Seti I (circa 1318-1304) reconquered southern Palestine. His son, Ramses II (1304-1238), tried to retake Syria from the Hittites, who were defeated at Kadesh (c. 1300); but the following campaigns remained undecided, and, around 1284, Egyptians and Hittites ended up signing a treaty which divided Syria between them, and which was confirmed by the marriage of Ramses II with a daughter of the Hittite king Hattousil III. The New Kingdom thus definitively renounced the solitary domination of the East, but it ensured forty years of peace during which the classical Egyptian civilization threw its last brilliance (construction of the funerary temple of Abu-Simbel, the hypostyle hall of Karnak).
Decline of the pharaohs and end of ancient Egypt
The Hittite danger averted, the integrity of the territory must be defended against new invaders:the Peoples of the Sea, who came from the coasts of Asia Minor and Greece, whose they were driven out by new Indo-European invasions and by the arrival of the Dorians in the Aegean Sea. Son and successor of Ramses II, Mineptah (or Merenptah) repels them.
It was at this time that the Jews, persecuted by the pharaoh, left the country and reached the Promised Land, led by Moses. After the death of Ramses III, the second ruler of the 20th Dynasty, the decline of the New Kingdom begins. The state, ruined and beset by the Assyrians and Libyans, fell under the domination of the clergy of Amun, including the high priest Herihor, who seized power in Upper Egypt.

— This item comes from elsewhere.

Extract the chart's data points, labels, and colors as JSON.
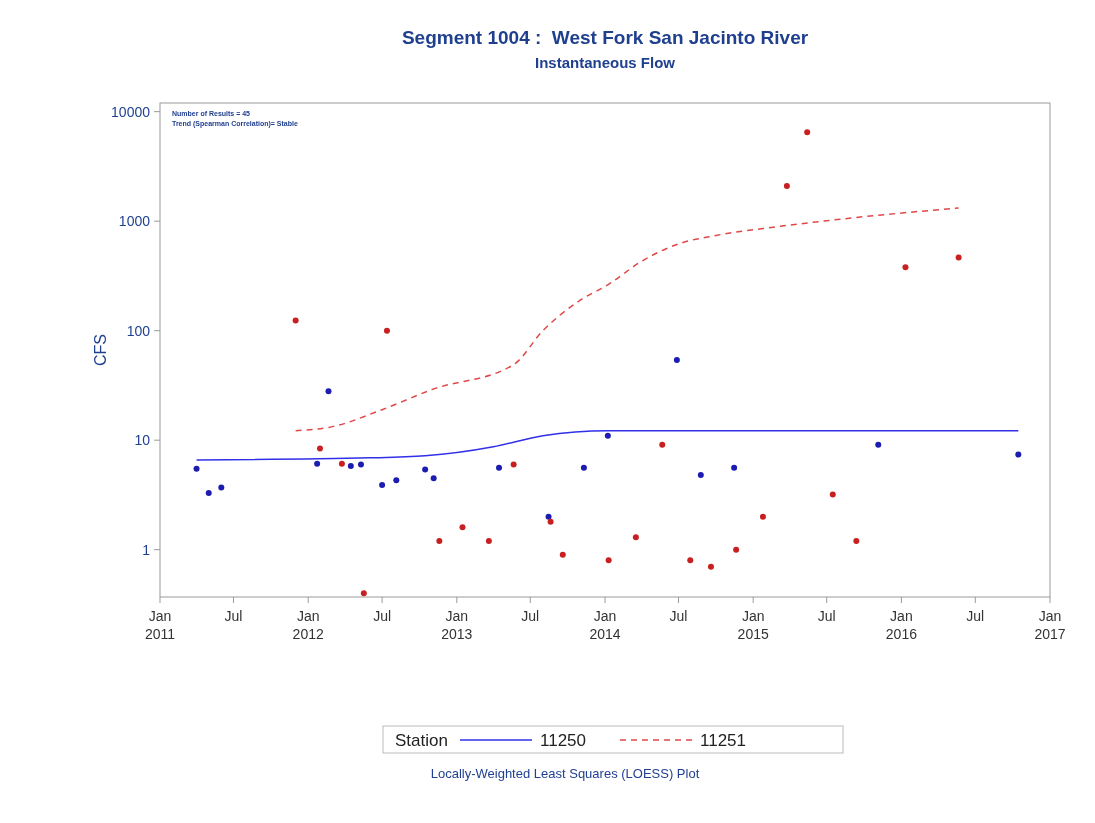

Despite some upheavals during the reigns of Pharaohs Chechonq I (945-924 BC) and Psammetichus I (664 -610 BC), Egypt no longer had the means to resist the incessant invasions. Ruined, the last pharaohs no longer even had the necessary means to build their tomb. Egypt was then dominated in turn by Nubians, Assyrians and Persians, before submitting to the troops of Alexander the Great in 332 BC. A dynasty of Greek origin settled on the throne of the pharaohs:the Ptolemies.
Up to the 2nd century BC. J.-C., Ptolemaic Egypt is a rich and powerful empire, whose capital, Alexandria, constitutes an exceptional commercial and intellectual center. Then the internal quarrels, the frequent popular revolts and the wars against the empire of the Seleucids weaken the empire of the Lagides. The power of the Lagide dynasty declined under a succession of weak kings in the 2nd and 1st centuries BC. BC, when Rome began to intervene more and more in the affairs of the country.
The last and probably the most famous of the Ptolemaic rulers was Cleopatra, who ruled independently at first, with the support of Julius Caesar and then Mark Antony. With his death and that of his son, Ptolemy XIV said Caesarion in 30 BC. AD, the dynasty died out and Egypt was annexed to the Roman Empire by Augustus. The oldest ancient civilization then leaves behind a fabulous cultural and artistic heritage, which will be admired by future generations.
Bibliography
- History of Ancient Egypt by Nicolas Grimal. Fayard, 1988.
- In the kingdom of Egypt:the time of the god-kings by Claire Lalouette. Flammarion 1997.
- Egypt:Stories of Herodotus. The beautiful letters, 2002.
- Historical Dictionary of Ancient Egypt, by Philippe Chatel. Berg, 2001.